SIM Runner: Hunting, Detecting and Retiring GSM Bypass Fraud
Slides for this contribution are not available. Sorry.
TSD talks are not recorded
GSM bypass fraud costs operators billions of dollars a year Tracking and disabling the devices used by fraudsters is itself an industry, in which operators invest huge resources. We will show how, through the evolution of human behavior simulators (HBS), the current state of the art in detection is being evaded. This talk will demonstrate new techniques for detecting and disabling the use of these gateways, regardless of HBS.
Welcome back to hunting and detecting GSM bypass fraud and GSM Gateways in IP and telecom networks. GSM bypass fraud costs operators billions of dollars a year, for example, in 2015 it cost $6 Billion alone. Tracking and disabling the devices used by fraudsters is itself an industry, in which operators invest huge resources. We will show how, through the evolution of human behavior simulators (HBS), the current state of the art in detection is being evaded.
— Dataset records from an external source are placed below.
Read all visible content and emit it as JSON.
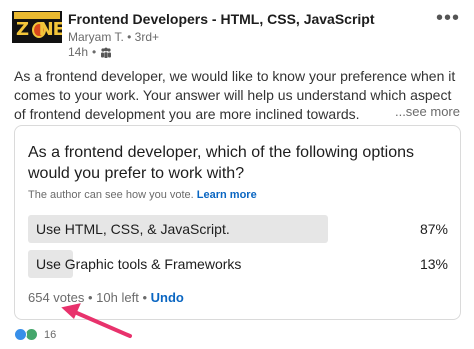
{
  "header": {
    "group_name": "Frontend Developers - HTML, CSS, JavaScript",
    "author": "Maryam T. • 3rd+",
    "time": "14h",
    "more_icon": "ellipsis-icon"
  },
  "post": {
    "text": "As a frontend developer, we would like to know your preference when it comes to your work. Your answer will help us understand which aspect of frontend development you are more inclined towards.",
    "see_more": "...see more"
  },
  "poll": {
    "question": "As a frontend developer, which of the following options would you prefer to work with?",
    "note": "The author can see how you vote.",
    "learn_more": "Learn more",
    "options": [
      {
        "label": "Use HTML, CSS, & JavaScript.",
        "percent": "87%",
        "fraction": 0.87
      },
      {
        "label": "Use Graphic tools & Frameworks",
        "percent": "13%",
        "fraction": 0.13
      }
    ],
    "votes": "654 votes",
    "time_left": "10h left",
    "undo": "Undo"
  },
  "reactions": {
    "count": "16",
    "icons": [
      "like-icon",
      "celebrate-icon"
    ]
  },
  "colors": {
    "link": "#0a66c2",
    "bar": "#e6e6e6",
    "arrow": "#e8326c"
  }
}
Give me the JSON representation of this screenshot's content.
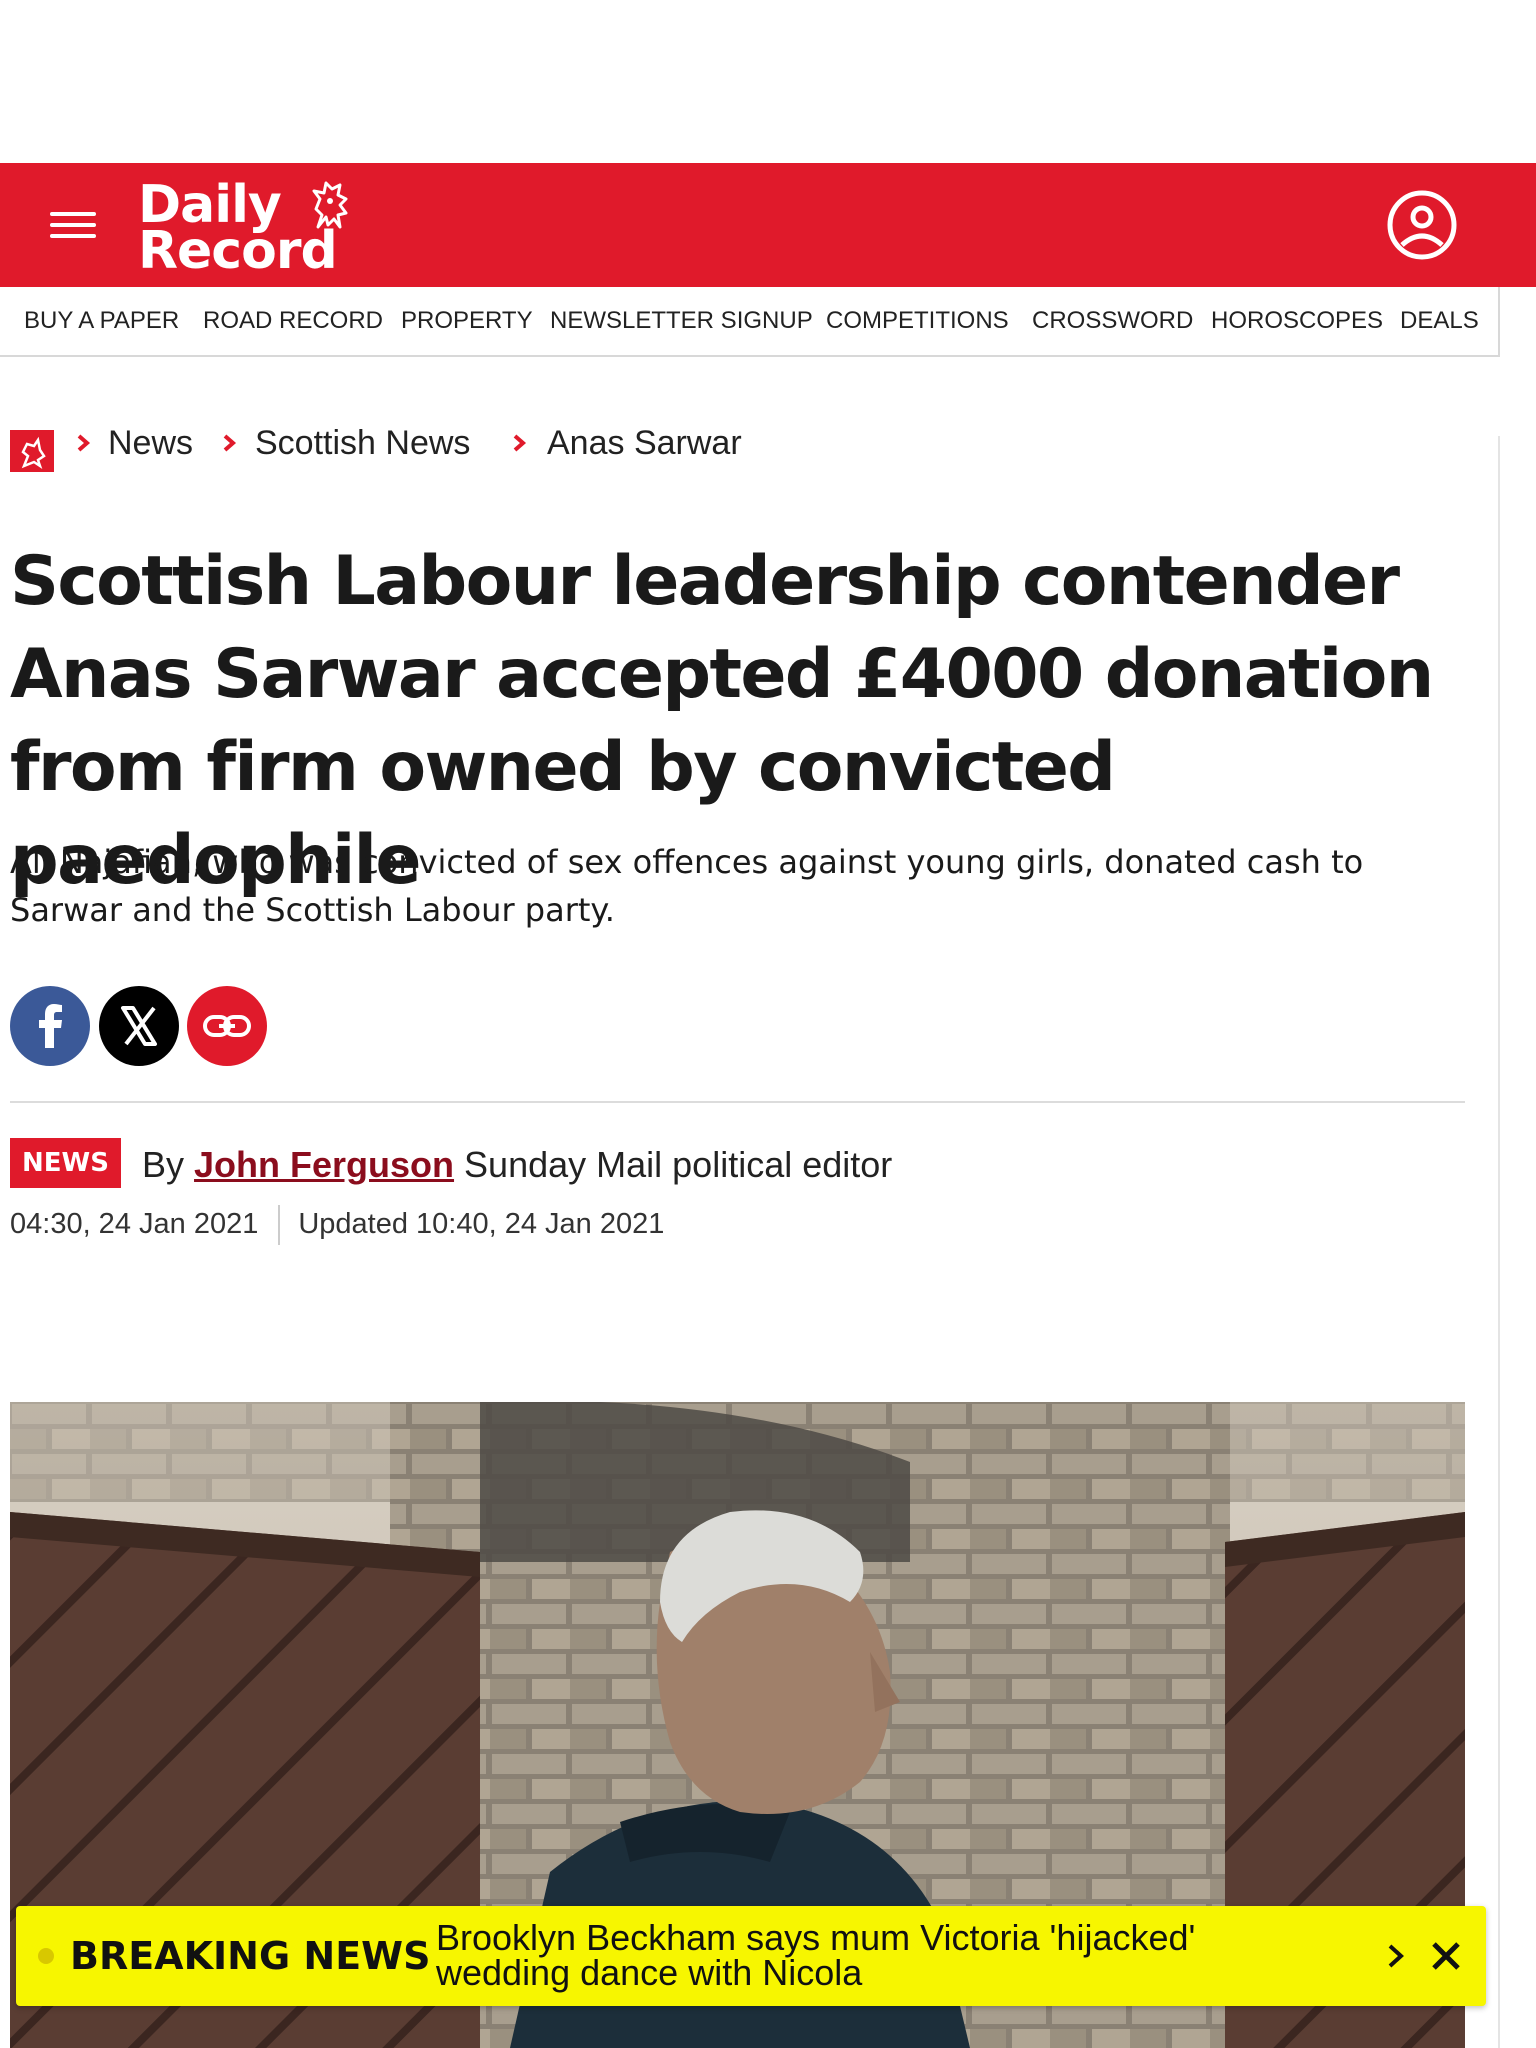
{
  "header": {
    "logo_line1": "Daily",
    "logo_line2": "Record",
    "brand_color": "#e01a2b",
    "menu_icon": "hamburger-menu-icon",
    "account_icon": "account-user-icon"
  },
  "nav": {
    "items": [
      "BUY A PAPER",
      "ROAD RECORD",
      "PROPERTY",
      "NEWSLETTER SIGNUP",
      "COMPETITIONS",
      "CROSSWORD",
      "HOROSCOPES",
      "DEALS"
    ]
  },
  "breadcrumb": {
    "home_icon": "lion-home-icon",
    "items": [
      "News",
      "Scottish News",
      "Anas Sarwar"
    ]
  },
  "article": {
    "headline": "Scottish Labour leadership contender Anas Sarwar accepted £4000 donation from firm owned by convicted paedophile",
    "standfirst": "Ali Najafian, who was convicted of sex offences against young girls, donated cash to Sarwar and the Scottish Labour party.",
    "section_badge": "NEWS",
    "by_prefix": "By",
    "author": "John Ferguson",
    "author_role": "Sunday Mail political editor",
    "published": "04:30, 24 Jan 2021",
    "updated": "Updated 10:40, 24 Jan 2021"
  },
  "share": {
    "facebook_icon": "facebook-icon",
    "x_icon": "x-twitter-icon",
    "link_icon": "copy-link-icon",
    "facebook_color": "#3b5998",
    "x_color": "#000000",
    "link_color": "#e01a2b"
  },
  "breaking": {
    "label": "BREAKING NEWS",
    "text": "Brooklyn Beckham says mum Victoria 'hijacked' wedding dance with Nicola",
    "background": "#f7f600"
  }
}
This talk will demonstrate new techniques for detecting and disabling the use of these gateways, regardless of HBS.
This talk builds on research previously conducted and presented at Troopers 2017, and at the GSMA FSAG meeting where the research received the GSMA Hall of Fame award.
The vulnerabilities that exist within GSM gateway devices from various vendors, as well as the hidden functionality that is built into them, will be discussed and demonstrated. Then the cloud deployment management tools that vendors have developed to allow centralised remote administration of thousands of these devices will be examined. Of course with centralized architectures come single points of failure and we will demonstrate how unknowing users and the organizations who have signed up to use these sim clouds are exposed to detection and compromise of their voice, SMS, and SIP data through vulnerabilities in the cloud based management systems.
From backdoors to hidden protocols, privilege escalation, interception, detection, magic kill packets and hidden SMS commands, we use this offensive research to demonstrate a multitude of weaknesses that can be combined to put all these devices in the hands of attackers or telecom companies that are actively looking to remove them from their networks.
Building on these techniques we have developed a tool: GSM BypassMap. GSM BypassMap will publicly released at the talk and is a free to use mapping project that actively detects and accurately fingerprints these devices globally across 5 different major vendors. The map shows affected areas, deployment strategies, vendors, serial numbers and even in specific cases IMSIs of the sim cards attached to GSM gateways used for fraud. This project will be freely available online as an active GSM Bypass Map for MNO’s to monitor and for us to continue coordinating research into these devices.
We hope that this project will spark a conversation and demonstrate that offensive based researched and active detection strategies, which have been adopted in the IT infosec world, can be effectively deployed to help reduce GSM bypass fraud globally.